According to Livestrong.com, some of the positive effects of cinnamon include: lowers glucose, lowers cholesterol, reduces muscle soreness and fights certain kinds of cancers.
In the U.S, what we call “cinnamon” is almost always cassia, and it is what is generally sold in most stores and supermarkets(in Europe, Ceylon cinnamon is much more common.

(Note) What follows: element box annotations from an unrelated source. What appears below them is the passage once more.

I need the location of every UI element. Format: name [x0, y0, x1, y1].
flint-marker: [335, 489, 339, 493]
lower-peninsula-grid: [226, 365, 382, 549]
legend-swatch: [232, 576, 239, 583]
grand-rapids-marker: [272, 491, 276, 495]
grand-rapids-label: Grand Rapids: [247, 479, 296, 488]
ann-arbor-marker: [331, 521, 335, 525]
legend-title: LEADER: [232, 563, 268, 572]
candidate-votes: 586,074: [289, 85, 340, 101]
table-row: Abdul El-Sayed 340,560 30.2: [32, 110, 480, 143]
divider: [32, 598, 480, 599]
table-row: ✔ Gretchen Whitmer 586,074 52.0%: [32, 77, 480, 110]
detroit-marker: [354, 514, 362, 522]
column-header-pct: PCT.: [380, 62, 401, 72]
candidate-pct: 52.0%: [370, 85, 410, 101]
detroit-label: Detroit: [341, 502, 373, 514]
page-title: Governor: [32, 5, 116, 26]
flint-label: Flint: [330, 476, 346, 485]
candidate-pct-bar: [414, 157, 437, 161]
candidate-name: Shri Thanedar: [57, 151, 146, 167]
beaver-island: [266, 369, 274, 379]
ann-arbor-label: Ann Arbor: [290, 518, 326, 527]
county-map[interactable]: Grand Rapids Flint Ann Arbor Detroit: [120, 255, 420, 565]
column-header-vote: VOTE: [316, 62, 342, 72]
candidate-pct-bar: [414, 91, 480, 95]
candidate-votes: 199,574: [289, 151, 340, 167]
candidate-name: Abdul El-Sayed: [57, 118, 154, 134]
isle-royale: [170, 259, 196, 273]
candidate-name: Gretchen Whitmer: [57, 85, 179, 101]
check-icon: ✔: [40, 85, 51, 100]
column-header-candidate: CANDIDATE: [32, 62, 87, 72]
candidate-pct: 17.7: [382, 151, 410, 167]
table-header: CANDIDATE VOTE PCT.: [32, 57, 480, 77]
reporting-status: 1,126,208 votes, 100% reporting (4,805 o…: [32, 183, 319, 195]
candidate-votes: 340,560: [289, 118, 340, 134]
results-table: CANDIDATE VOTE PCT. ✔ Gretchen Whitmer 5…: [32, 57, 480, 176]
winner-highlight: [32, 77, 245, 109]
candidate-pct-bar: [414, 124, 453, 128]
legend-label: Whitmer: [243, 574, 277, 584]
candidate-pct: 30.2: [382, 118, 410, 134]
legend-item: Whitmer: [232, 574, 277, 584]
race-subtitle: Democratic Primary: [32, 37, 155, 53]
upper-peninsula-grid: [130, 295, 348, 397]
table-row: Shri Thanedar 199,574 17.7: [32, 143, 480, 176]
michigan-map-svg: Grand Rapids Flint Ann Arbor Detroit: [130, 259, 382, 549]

Cinnamon is by far the spice I love the most. Its sweet, complex taste is almost magical to me. In part, this is why I’ve closely followed the news about it for so long, especially about its potential as a type II diabetes treatment(not type I). Early studies on cinnamon suggested it could lower both glucose and cholesterol levels.
A lot more research has been done, and a recent meta-analysis,
Cinnamon use in type 2 diabetes: an updated systematic review and meta-analysis.
on cinnamon concluded:
The consumption of cinnamon is associated with a statistically significant decrease in levels of fasting plasma glucose, total cholesterol, LDL-C, and triglyceride levels, and an increase in HDL-C levels; however, no significant effect on hemoglobin A1c was found. The high degree of heterogeneity may limit the ability to apply these results to patient care, because the preferred dose and duration of therapy are unclear.